In re Aoyama (10-1552) is yet another head scratcher from the Federal Circuit in the area of software patents, and in particular on the topic of what constitutes sufficient software strucutre under 35 U.S.C. § 112 ¶ 6.   Judge Newman’s dissent is the only thing that makes any sense in this case.  Claim 11, which is representative, and its supporting Figure 8, are set forth below.

11. A system for supply chain management com-prising:

an order controller system including

reverse logistics means for generating transfer data; and

 

a warehouse system receiving the transfer data and generating shipping data.

As set forth by the majority in In re Aoyam, “The first step in construing a means-plus-function claim limitation is to define the particular function of the claim limitation. … Here, both parties agree that the identified function of the limitation of claims 11 and 21 at issue is “generating transfer data.”  The majority goes on:  “The next step in construing a means-plus-function claim limitation is to look to the specification and identify the corresponding structure for that function.”

 The majority then found, agreeing with the Board, that “[t]here is no structure or algorithm for generating transfer data disclosed in the discussion of Figure 8 at Specification paragraphs 0088-93. These paragraphs do discuss generating shipping data, but again without disclosing any structure or algorithm for doing so.”  According to the majority, the Board properly recognized that while Figure 8 provides a high level process flow, “it does not describe any structure.”  Accordingly, the majority agreed with the Board’s conclusion that Figure 8 “fails to describe, even at a high level, how a computer could be programmed to produce the structure that provides the results described in the boxes.”  Finally, the majority found that “[b]ecause the means-plus-function limitation of claims 11 and 21 lacked sufficient disclosure of structure under 35 U.S.C. § 112 ¶ 6, these claims are unpatentable as indefinite under 35 U.S.C. § 112 ¶ 2. 

The majority further states that “For means-plus-function limitations where the disclosed structure is a computer programmed to implement an algorithm, the patent must disclose enough of an algorithm to provide the necessary structure under 35 U.S.C. § 112 ¶ 6.” 
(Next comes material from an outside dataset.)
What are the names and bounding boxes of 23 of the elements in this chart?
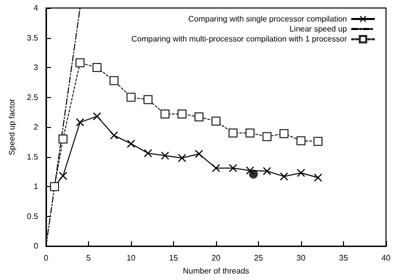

As aptly pointed out by the dissenting Judge Newman, Figure 8 and the corresponding portion of the Applicants’ specification discuss at length the computer operation corresponding to the claimed function of generating transfer data.  As such, it is difficult to understand the majority’s insistence that the disclosure did not describe sufficient structure or disclosure to satisfy  35 U.S.C. § 112 ¶ 6, particularly since the specification specifies that the functionality described in the flow charts:

 “can be implemented in hardware, software, or a suitable combination of hardware and software, and each of which can be one or more software systems operating on separate general purpose processing platforms. As used herein, a hardware system can include discrete semiconductor devices, an applica-tion-specific integrated circuit, a field programma-ble gate array or other suitable devices. A software system can include one or more objects, agents, threads, lines of code, subroutines, separate soft-ware applications, user-readable (source) code, ma-chine-readable (object) code, two or more lines of code in corresponding software applications, data-bases, or other suitable software architectures. “

One question raised by In re Aoyama is whether or not the disclosure supports any structural claim that requires “generating transfer data”, or whether it is only means plus function claims that the disclosure is inadequate to support.  Logically speaking, it would seem that if Figure 8 and the specification do not disclose enough structure to support a means plus function claim element, it would not likely comply with 112 (2) either. 

If one seeks to avoid having software patent claims found inadequate under 112(2) or 112(6), it would appear that the safest bet is to include object or source code to support the claimed functionality.  With object or source code, the application would describe at least one highly particular implementation that would, for any given compiler or interpreter, define a specific software structure.  On the other hand, anything short of what might be considered a specific machine-implemented process may be found inadquate.